Nibelheim mit seiner düsteren Fassade lag still und unscheinbar zwischen den weißen Spitzen des Nibelgebirges. Der Platz in seiner Mitte war menschenleer.

Senkrecht landete die Highwind in einigen Metern Entfernung. Cloud ließ die Strickleiter vom Deck herunter, während ihm der eisige Wind um die Ohren pfiff und seinen Umhang bauschte. Nanaki und Aeris folgten ihm als erstes herunter, aber auch die Anderen hatten sich entschieden, mitzukommen – wenn auch nicht bis ganz hinunter, da Lukretias Gegenwart trotz Clouds stark ablenkender Wirkung ein zu großes Risiko barg.

Über den teils grasbewachsenen, teils betonierten Boden huschten die Gefährten in Richtung der eingestürzten Villa, wo Lukretia in ihrem Keller eingesperrt worden war.

„Ich finde es keine gute Idee“, gestand Tifa, „das SPECULUM an Bord der Highwind zu lassen.“

„Aber die sehen die Highwind nicht ohne ihre Radarinstrumente“, antwortete Cloud, während er zügig voranging, „und außerdem weiß keiner von ihnen, dass es dort ist.“

„Natürlich, Fawkes weiß es!“

„Er wird es ihnen nicht erzählen.“

„Was? Wie kannst du dir da so sicher sein?!“

„Weil ich einfach nicht glaube, dass der Besuch im Verheißenen Land für ihn folgenlos geblieben sein soll“, sagte Cloud schlicht. Er log, natürlich log er. Taggert wusste schon lange, dass das SPECULUM an Bord war. Sie dürfen die Highwind nicht sehen, bis wir zurück sind. Wenn einer von uns dort bleibt und sie dann kommen ... wird es eine Sofort-Exekution ganze ohne Verhandlung geben ... Er zitterte innerlich.

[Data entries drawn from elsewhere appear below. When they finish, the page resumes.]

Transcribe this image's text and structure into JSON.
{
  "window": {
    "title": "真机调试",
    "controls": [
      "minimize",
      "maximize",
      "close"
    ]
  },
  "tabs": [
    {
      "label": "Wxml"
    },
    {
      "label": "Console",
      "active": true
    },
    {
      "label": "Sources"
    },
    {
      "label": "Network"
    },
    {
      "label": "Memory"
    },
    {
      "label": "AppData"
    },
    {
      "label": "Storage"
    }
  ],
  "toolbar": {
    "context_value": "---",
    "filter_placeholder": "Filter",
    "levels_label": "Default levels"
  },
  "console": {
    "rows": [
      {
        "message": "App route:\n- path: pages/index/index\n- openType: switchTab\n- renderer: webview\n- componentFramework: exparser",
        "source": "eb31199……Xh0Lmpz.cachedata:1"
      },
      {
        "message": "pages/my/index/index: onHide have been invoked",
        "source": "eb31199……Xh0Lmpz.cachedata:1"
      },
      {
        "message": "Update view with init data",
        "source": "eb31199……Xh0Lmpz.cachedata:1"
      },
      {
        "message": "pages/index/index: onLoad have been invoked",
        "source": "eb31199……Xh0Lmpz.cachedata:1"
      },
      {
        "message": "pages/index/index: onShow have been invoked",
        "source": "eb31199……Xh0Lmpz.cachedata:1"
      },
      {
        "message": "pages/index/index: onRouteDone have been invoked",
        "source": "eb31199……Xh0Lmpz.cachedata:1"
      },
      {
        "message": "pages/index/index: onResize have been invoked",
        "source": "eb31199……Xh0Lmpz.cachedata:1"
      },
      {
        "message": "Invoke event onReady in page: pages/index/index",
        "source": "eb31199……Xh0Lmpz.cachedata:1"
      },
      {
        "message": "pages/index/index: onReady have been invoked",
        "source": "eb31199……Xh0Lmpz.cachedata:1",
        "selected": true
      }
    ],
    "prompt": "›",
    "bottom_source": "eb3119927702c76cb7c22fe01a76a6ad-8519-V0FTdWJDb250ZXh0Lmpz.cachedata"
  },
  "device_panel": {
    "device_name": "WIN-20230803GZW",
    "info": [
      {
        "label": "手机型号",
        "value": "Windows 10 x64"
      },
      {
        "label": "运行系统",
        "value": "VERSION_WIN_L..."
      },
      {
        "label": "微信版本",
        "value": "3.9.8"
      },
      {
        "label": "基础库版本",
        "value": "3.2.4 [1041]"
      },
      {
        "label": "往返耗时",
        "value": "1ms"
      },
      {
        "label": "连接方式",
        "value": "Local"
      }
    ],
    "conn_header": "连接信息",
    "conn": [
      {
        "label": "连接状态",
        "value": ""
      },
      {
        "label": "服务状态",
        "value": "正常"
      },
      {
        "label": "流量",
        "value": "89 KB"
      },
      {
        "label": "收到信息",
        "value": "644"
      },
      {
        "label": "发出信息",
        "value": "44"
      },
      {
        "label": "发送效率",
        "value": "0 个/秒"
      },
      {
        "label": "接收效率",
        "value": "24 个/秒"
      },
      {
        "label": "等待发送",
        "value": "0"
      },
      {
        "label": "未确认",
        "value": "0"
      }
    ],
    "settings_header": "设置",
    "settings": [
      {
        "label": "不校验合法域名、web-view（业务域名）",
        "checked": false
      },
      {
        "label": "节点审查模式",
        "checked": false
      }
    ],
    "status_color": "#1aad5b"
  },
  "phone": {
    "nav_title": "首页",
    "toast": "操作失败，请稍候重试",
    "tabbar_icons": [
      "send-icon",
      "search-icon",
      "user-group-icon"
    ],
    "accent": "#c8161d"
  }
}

Tifa schüttelte verständnislos den Kopf und schwieg.

Von oben näherten sich bereits wieder die unheilvollen Geräusche von Flugzeugen, stetig anschwellend und dominant.

„Bleibt nicht stehen!“, rief Cloud hinter sich. „Kommt, einfach weitergehen!“
 

Die zerstörte Villa bot einen so traurigen Anblick, dass es Cloud die Kehle zuschnürte, als er einen Fuß in die stillen Trümmer setzte. Die Anderen folgten ihm schweigend. Über ihnen zogen rasch die Wolken vor einem dunklen Himmel vorbei.

Vor der noch erhaltenen hölzernen Wendeltreppe blieb Cloud stehen und drehte sich um. „Kommt, schnell. Sie werden gleich landen. Sie sehen, wohin wir gehen. Kommt mit ...“

Nacheinander schritten sie langsam genug, aber dennoch zügig, die Treppe herunter. Kälte umgab sie von allen Seiten.
 

Im Inneren der Bibliothek lagen noch immer Bücher und Berichte verstreut; seit der Entwendung des SPECULUMs hatte logischerweise niemand mehr, nicht einmal die ewig hungrigen Ratten, die für gewöhnlich durch das Gemäuer huschten, den Keller betreten.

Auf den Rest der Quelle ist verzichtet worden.